Les États membres de l’Union européenne vont prochainement s’exprimer sur un projet de loi qui vise à instaurer une visite médicale pour délivrer ou renouveler le permis de conduire.

Un projet de loi débattu prochainement au Parlement européen pourrait changer les règles pour les automobilistes européens. Il prévoit une visite médicale obligatoire tous les quinze ans pour conserver son permis de conduire. Cette mesure, soutenue par la commission des Transports de l’instance européenne, vise à réduire de moitié le nombre de décès sur les routes d’ici 2030, dans une perspective ultime d’atteindre zéro mort d’ici 2050.
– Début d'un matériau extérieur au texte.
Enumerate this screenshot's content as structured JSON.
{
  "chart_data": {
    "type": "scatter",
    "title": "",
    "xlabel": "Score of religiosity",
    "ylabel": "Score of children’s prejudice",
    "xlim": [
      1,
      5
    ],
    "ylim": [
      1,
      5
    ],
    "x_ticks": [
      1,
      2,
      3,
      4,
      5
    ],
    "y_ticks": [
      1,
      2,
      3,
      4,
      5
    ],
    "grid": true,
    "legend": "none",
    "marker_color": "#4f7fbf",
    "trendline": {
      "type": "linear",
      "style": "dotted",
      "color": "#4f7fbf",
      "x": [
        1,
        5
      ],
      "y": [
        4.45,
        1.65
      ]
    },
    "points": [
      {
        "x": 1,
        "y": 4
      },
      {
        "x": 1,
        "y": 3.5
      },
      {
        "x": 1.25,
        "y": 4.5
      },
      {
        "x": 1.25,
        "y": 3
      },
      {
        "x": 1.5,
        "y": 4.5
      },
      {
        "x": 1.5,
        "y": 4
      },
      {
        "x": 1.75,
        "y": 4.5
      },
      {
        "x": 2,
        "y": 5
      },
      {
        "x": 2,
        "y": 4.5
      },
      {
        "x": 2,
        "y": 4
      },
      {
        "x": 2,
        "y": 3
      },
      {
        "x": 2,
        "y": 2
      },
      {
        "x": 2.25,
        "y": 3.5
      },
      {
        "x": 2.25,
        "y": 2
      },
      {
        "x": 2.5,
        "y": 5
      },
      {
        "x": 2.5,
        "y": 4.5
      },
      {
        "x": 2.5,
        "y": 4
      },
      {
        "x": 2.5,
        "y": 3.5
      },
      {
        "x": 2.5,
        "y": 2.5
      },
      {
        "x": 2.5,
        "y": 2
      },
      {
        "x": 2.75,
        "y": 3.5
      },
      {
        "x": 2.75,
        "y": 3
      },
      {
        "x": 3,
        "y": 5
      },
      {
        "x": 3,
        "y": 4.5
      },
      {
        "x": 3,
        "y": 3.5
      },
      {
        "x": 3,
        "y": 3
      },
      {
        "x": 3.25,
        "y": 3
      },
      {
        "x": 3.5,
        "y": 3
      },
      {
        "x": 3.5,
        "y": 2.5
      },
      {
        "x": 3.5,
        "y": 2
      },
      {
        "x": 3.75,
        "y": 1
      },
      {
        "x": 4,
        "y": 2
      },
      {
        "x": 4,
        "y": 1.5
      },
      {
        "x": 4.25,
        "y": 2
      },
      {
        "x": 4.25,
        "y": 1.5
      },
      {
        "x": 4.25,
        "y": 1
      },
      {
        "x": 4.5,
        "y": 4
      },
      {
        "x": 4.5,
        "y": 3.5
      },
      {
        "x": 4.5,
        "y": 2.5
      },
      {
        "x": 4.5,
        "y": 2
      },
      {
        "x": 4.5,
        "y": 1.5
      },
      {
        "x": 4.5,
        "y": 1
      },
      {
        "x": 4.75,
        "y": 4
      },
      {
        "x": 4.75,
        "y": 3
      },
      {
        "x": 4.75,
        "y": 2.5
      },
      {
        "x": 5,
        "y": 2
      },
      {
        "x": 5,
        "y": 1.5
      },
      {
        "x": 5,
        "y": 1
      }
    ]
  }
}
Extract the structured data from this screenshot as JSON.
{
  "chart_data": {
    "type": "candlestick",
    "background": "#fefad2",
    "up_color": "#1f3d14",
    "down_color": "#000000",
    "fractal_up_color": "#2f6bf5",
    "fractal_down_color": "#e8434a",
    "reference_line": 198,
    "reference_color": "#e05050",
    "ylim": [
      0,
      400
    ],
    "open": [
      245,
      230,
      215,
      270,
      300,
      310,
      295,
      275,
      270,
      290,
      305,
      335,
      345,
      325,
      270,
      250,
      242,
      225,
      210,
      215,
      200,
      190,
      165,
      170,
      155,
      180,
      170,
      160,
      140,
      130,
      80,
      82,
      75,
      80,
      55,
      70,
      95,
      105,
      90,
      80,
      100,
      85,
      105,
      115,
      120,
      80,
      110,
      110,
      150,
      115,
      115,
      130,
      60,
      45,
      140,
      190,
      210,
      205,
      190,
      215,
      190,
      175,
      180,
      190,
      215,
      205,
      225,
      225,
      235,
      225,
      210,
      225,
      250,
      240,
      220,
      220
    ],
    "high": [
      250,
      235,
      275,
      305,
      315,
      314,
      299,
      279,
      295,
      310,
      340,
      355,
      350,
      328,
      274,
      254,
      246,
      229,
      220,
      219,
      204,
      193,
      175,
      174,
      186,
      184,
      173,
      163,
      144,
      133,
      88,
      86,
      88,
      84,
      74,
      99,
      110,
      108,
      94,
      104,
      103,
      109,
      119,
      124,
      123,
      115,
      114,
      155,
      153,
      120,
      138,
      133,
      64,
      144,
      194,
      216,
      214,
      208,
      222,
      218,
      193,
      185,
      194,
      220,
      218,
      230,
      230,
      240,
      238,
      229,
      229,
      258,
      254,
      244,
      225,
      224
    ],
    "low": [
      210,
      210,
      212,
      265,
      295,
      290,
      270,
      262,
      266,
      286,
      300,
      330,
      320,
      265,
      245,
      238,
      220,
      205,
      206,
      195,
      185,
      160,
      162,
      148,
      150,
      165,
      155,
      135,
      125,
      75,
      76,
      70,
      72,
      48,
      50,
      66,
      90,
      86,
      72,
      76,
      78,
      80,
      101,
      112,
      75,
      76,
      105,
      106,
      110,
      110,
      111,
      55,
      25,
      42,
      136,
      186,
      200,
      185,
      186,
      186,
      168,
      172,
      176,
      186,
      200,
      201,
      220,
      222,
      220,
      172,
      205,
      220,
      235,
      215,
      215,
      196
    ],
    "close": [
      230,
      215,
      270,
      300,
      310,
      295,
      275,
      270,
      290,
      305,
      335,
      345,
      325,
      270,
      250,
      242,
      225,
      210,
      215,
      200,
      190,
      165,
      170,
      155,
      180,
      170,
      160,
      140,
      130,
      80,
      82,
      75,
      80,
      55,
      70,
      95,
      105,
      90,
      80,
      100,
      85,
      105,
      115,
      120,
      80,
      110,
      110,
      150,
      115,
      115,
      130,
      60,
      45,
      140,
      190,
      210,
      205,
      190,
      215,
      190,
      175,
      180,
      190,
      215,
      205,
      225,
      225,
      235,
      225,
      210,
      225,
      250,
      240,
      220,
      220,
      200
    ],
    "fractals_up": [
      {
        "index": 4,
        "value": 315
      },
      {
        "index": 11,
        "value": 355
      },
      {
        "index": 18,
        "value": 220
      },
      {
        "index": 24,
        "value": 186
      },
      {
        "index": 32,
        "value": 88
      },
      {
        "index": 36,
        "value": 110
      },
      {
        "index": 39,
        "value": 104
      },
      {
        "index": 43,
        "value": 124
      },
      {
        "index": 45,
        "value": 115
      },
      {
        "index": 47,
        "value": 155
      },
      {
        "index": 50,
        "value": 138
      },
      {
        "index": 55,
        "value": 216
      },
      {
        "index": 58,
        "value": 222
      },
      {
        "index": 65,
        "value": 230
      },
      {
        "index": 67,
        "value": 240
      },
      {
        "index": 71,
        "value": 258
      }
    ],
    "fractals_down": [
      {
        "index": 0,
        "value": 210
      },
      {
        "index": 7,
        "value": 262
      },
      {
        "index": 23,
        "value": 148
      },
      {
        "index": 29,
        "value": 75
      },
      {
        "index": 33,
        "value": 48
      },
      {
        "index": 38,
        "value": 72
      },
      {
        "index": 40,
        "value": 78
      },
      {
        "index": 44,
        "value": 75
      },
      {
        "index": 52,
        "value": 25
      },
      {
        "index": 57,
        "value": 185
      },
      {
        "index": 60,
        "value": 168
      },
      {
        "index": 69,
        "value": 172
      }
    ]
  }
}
L’examen médical comprendrait un contrôle de la vue, tandis que les autres tests requis seraient définis par chaque État membre. Bien que cette proposition suscite des débats, elle s’inspire de pratiques déjà en vigueur dans certains pays européens, où des contrôles médicaux sont effectués à des intervalles réguliers pour les conducteurs âgés.

Si cette mesure est adoptée, elle ne serait pas mise en œuvre avant 2027. Son objectif principal est de garantir que les conducteurs restent aptes à conduire tout au long de leur vie, contribuant ainsi à la sécurité routière et à la réduction du nombre de victimes sur les routes de l’Union européenne.